About the event
This panel on architectural and public health policy responses to poverty and disease at the turn of the 20th century is part of a series of events developed around the forthcoming exhibition The Lung Block: A New York City Slum and Its Forgotten Italian Immigrant Community, on display at Department of Records building at 31 Chambers Street starting April 25, 2019, and in the vitrines of the Graduate Center, CUNY. The show draws upon Stefano Morello and Kerri Culhane’s recent scholarship examining the progressive narrative of the Lung Block as the slum-epicenter of disease, contrasting it with the lived experience of the majority Italian immigrant residents. Join Katherine LaGuardia, Steve Brier, Nancy Carnevale and others to discuss these issues.
The discourse surrounding the Lung Block illustrates a typical pattern of slum-making and
gentrification, and in many ways typified the plight and perceived perils of the Lower East
Side immigrant in the popular imagination.
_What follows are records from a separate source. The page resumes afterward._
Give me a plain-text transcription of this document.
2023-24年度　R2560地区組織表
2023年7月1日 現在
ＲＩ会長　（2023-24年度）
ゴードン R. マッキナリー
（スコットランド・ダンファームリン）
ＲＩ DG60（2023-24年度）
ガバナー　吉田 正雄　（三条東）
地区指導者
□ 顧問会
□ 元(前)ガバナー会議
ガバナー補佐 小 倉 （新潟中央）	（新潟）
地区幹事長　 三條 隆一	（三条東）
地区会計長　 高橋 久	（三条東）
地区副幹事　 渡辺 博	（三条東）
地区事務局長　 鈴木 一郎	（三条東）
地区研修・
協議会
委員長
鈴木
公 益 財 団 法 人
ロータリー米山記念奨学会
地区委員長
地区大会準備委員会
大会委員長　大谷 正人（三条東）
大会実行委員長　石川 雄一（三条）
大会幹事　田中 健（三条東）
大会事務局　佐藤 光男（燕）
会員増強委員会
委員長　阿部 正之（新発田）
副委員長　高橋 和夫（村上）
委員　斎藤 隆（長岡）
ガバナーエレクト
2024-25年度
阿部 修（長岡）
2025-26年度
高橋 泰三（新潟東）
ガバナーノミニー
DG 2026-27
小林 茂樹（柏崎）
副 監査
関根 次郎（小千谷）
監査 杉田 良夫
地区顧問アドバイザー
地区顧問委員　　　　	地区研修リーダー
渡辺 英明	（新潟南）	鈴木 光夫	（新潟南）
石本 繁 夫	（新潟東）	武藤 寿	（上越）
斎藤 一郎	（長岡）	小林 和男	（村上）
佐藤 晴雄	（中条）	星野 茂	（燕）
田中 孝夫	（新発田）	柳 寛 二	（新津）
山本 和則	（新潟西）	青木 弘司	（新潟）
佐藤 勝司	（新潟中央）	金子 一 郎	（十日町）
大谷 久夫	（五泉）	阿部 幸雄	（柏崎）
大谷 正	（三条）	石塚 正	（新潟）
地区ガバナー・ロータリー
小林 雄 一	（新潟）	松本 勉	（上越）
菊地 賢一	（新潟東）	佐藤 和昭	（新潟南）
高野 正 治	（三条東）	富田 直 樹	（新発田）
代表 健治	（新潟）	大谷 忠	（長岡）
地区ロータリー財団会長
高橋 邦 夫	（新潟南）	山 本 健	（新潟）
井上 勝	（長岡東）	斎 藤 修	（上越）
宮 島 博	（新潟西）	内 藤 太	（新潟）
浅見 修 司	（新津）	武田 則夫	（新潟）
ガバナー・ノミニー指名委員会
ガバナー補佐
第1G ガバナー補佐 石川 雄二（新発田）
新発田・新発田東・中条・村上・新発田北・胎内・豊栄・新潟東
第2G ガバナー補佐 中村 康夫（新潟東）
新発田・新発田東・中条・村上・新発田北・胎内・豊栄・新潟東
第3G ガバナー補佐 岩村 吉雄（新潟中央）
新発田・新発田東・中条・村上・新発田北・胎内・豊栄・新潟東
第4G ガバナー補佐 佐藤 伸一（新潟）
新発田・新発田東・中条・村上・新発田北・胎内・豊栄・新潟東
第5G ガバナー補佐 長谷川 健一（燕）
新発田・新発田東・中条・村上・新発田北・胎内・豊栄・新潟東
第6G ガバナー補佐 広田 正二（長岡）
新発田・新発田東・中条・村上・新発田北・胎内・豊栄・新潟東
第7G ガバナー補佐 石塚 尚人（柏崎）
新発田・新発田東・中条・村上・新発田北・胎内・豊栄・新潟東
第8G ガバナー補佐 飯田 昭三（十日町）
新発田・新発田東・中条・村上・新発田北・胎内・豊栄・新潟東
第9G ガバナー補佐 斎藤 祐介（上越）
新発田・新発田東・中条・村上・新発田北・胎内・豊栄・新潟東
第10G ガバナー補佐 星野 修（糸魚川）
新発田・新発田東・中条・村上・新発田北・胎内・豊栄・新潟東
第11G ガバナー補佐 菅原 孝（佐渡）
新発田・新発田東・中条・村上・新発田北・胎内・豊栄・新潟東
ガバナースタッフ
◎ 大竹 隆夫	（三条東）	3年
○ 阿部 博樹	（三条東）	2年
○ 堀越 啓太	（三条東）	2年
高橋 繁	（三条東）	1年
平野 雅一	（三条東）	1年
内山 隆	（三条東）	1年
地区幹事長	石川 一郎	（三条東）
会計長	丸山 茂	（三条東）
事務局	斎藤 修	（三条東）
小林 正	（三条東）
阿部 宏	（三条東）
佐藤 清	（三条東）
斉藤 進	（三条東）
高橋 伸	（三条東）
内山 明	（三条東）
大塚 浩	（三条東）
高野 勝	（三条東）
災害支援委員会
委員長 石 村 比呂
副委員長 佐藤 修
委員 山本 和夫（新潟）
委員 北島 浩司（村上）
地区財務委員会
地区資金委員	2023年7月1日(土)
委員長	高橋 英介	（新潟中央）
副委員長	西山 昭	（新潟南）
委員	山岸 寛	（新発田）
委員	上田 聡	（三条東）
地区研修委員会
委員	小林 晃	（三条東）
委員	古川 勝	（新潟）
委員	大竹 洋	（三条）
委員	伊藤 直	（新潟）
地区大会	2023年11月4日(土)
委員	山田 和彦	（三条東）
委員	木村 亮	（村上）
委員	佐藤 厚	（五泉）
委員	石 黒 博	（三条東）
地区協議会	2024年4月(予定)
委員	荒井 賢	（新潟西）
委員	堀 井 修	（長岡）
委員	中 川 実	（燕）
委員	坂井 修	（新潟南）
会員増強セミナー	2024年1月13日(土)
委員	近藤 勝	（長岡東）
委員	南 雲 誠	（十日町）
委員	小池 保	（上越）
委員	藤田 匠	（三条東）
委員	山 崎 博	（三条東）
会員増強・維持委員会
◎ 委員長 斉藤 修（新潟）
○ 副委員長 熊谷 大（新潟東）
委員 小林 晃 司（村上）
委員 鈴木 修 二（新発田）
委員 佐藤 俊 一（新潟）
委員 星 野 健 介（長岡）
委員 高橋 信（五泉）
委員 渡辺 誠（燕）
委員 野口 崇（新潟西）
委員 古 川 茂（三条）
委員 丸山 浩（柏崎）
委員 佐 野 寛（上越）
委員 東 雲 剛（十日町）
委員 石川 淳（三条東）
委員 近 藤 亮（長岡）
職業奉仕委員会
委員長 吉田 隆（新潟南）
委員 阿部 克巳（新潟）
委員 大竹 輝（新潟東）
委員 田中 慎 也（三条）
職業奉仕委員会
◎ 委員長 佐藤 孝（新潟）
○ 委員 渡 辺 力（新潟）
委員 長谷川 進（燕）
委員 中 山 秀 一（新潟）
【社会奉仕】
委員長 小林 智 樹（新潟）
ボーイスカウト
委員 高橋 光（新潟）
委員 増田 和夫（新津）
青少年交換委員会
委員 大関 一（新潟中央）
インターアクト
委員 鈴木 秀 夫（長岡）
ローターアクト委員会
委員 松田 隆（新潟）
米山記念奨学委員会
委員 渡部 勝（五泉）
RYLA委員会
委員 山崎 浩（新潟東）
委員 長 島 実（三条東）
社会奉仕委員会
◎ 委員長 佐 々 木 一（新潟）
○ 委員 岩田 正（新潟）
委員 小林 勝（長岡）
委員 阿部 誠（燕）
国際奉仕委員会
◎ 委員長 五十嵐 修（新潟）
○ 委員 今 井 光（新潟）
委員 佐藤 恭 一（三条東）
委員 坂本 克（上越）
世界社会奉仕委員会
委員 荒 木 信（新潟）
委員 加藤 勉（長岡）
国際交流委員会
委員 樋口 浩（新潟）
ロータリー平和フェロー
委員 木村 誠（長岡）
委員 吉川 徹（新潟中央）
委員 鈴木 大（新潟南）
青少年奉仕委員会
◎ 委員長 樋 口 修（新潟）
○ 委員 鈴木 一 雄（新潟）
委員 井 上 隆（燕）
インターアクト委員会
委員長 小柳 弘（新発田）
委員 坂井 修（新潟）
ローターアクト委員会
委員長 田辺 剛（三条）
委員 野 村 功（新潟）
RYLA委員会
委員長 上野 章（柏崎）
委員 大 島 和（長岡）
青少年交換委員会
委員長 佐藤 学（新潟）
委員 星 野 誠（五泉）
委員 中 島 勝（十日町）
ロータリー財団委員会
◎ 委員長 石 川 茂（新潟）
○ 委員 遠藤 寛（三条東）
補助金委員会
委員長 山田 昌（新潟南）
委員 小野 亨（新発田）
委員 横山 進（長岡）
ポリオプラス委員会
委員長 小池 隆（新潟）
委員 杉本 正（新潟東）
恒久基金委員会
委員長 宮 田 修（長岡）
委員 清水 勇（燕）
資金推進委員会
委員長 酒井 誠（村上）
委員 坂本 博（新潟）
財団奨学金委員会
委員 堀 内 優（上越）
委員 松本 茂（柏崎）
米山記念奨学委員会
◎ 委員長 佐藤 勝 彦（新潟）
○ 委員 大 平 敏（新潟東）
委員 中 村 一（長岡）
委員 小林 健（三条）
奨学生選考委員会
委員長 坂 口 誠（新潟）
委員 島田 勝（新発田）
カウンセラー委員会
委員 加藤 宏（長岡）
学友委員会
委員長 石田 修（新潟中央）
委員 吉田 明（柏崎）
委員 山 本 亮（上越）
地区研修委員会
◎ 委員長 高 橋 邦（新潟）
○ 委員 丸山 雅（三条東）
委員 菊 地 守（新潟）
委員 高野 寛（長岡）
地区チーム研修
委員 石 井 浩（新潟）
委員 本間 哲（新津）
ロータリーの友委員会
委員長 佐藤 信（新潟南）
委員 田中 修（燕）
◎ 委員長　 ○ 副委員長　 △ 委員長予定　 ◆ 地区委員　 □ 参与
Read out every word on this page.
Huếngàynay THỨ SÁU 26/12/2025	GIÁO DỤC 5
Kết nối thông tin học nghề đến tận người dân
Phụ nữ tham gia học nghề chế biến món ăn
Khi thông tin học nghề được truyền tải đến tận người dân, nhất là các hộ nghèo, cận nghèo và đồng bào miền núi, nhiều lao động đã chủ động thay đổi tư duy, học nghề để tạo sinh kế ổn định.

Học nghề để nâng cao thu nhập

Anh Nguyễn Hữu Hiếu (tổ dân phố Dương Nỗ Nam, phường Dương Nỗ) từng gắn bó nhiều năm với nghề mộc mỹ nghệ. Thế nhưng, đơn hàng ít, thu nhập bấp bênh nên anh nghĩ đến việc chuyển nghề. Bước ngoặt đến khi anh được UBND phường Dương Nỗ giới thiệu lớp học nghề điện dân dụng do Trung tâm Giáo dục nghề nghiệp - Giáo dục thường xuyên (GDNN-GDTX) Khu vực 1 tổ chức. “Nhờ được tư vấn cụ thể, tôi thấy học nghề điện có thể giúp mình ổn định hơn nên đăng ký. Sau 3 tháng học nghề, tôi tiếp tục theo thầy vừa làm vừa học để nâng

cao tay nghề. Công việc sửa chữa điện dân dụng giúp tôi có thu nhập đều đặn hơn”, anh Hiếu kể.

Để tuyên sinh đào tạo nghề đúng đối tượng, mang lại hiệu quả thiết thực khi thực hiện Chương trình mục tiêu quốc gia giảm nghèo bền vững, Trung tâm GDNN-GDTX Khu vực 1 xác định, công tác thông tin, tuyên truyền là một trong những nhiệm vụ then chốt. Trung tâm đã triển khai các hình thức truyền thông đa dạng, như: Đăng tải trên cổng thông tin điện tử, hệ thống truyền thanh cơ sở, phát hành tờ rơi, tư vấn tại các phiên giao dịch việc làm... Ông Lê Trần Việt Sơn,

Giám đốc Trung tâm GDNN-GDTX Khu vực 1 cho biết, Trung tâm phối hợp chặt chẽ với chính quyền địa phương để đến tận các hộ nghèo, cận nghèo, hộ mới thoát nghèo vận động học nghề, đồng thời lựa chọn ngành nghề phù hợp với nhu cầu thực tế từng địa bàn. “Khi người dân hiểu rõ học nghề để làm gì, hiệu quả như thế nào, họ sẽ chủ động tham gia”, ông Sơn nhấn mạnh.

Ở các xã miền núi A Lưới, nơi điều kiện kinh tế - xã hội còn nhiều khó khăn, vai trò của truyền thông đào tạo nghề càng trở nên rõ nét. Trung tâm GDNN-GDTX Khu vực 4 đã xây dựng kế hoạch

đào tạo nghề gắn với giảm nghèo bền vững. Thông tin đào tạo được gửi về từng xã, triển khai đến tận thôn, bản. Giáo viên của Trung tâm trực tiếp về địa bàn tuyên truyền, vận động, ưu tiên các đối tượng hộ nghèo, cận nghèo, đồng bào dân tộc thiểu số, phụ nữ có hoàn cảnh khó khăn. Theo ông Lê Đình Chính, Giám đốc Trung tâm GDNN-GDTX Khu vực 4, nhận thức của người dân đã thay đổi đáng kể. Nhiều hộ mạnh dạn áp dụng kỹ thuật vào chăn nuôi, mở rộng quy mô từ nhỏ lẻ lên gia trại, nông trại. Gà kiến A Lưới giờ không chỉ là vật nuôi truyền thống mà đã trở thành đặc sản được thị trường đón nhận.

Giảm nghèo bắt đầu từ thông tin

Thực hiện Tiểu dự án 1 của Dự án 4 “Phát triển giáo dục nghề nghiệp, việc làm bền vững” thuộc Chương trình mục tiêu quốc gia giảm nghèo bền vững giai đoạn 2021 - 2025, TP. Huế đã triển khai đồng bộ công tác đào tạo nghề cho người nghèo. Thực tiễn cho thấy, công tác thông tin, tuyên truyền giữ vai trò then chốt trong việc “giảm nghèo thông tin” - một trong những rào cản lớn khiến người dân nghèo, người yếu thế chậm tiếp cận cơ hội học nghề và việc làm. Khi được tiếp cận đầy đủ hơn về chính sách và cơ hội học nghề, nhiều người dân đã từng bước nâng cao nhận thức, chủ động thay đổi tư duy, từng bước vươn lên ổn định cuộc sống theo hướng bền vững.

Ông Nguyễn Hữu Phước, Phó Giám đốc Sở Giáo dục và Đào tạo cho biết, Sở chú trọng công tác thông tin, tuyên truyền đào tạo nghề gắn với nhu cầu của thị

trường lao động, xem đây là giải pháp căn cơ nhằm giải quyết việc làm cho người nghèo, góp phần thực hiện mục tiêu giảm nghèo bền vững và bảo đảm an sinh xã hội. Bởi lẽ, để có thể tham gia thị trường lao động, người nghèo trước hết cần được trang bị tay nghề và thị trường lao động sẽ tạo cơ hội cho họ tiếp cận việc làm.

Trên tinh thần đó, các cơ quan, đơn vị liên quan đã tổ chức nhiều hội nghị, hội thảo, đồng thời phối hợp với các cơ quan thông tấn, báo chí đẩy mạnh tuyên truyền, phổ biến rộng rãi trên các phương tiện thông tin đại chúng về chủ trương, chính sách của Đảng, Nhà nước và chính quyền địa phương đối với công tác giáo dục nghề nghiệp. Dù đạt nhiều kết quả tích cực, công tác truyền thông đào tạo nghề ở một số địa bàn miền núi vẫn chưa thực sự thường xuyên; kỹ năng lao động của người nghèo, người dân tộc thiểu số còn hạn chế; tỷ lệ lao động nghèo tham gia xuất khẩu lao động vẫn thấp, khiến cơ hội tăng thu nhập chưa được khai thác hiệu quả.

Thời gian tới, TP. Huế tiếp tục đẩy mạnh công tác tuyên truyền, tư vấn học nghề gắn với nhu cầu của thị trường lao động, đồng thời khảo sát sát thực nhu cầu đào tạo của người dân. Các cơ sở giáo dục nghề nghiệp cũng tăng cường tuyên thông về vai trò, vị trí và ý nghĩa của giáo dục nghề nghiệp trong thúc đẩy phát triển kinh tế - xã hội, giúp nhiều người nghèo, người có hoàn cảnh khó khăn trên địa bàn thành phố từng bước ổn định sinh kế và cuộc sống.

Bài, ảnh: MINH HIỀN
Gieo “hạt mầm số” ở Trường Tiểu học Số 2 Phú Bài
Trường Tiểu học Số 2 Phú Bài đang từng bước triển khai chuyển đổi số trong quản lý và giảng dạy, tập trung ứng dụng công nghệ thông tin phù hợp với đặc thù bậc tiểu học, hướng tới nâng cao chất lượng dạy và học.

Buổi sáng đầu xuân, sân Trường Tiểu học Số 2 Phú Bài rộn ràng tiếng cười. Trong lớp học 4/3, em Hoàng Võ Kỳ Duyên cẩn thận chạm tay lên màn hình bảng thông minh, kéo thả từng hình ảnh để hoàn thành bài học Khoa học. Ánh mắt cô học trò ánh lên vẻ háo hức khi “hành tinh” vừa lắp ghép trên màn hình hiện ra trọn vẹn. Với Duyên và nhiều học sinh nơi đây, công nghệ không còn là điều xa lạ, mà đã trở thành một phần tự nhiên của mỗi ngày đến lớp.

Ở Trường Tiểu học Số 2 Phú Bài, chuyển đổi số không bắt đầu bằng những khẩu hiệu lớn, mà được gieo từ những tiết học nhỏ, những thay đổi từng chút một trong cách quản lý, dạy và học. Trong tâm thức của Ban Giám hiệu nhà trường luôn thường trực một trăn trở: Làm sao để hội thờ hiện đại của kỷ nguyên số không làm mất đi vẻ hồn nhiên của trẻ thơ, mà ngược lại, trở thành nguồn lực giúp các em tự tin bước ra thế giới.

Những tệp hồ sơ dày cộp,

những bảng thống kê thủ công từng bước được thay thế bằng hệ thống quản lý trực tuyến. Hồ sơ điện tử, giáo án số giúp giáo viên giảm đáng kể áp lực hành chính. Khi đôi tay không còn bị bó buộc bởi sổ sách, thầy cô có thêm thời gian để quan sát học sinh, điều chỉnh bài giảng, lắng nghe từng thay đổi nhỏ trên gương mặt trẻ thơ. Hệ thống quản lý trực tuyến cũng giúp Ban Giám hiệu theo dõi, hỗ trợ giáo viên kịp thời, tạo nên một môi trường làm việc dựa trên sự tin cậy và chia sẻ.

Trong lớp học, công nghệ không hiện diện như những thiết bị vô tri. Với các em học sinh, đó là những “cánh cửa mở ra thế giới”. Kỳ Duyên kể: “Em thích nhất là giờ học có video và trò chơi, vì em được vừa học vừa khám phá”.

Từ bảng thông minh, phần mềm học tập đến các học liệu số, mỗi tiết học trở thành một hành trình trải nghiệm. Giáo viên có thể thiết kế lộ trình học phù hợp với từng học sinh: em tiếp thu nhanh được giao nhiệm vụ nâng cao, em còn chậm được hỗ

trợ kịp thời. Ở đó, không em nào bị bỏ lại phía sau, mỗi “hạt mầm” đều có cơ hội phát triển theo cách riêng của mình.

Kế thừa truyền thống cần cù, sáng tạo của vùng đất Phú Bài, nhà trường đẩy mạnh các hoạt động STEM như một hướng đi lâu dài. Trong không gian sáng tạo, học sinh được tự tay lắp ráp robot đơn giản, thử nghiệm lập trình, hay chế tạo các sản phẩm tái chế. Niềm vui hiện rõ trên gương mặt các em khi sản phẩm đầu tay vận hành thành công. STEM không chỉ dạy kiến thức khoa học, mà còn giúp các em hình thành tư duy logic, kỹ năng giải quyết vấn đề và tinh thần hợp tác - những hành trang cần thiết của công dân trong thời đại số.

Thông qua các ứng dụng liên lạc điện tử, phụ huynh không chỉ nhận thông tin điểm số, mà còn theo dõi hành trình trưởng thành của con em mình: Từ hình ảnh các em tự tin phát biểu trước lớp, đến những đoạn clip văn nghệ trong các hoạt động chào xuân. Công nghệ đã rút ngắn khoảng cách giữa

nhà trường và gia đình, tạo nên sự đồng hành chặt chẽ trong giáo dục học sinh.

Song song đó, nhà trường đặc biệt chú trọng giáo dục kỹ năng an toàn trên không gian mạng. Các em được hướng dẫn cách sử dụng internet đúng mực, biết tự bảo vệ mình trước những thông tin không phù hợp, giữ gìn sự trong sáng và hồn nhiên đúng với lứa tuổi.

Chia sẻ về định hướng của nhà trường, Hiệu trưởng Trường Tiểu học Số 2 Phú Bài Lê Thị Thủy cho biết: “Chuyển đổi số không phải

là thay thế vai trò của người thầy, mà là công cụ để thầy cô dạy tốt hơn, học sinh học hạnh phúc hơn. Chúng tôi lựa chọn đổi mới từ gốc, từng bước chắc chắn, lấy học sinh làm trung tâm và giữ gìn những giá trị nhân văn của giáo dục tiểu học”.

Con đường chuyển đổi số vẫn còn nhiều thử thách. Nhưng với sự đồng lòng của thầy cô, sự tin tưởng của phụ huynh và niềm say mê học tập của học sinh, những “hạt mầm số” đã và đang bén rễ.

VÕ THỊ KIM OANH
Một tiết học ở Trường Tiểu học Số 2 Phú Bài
At this time – when anti-immigrant sentiment has been brought to the fore on the political stage; the very real connection between health and housing continues to be explored; and affordable housing and gentrification remain among the most contentious topics in local debate – the Lung Block story has many parallels in the present.
Join us for this panel that explores themes that expand this important history to discuss:
• The Lower East Side slum as a historical, social and architectural construct;
• The emergent field of public health and its response to disease;
• The progressive reform movement and its conflicted role in reinforcing and alleviating slum and worker conditions;
• The immigrant experience of the Lung Block, from the personal to the political,including the stories of Italian immigrant residents during the early twentieth century;
• Architectural and policy responses to poverty, disease and reform.
Co-sponsored by New York City’s Department of Records, The Calandra Institute, and Queens College Makerspace.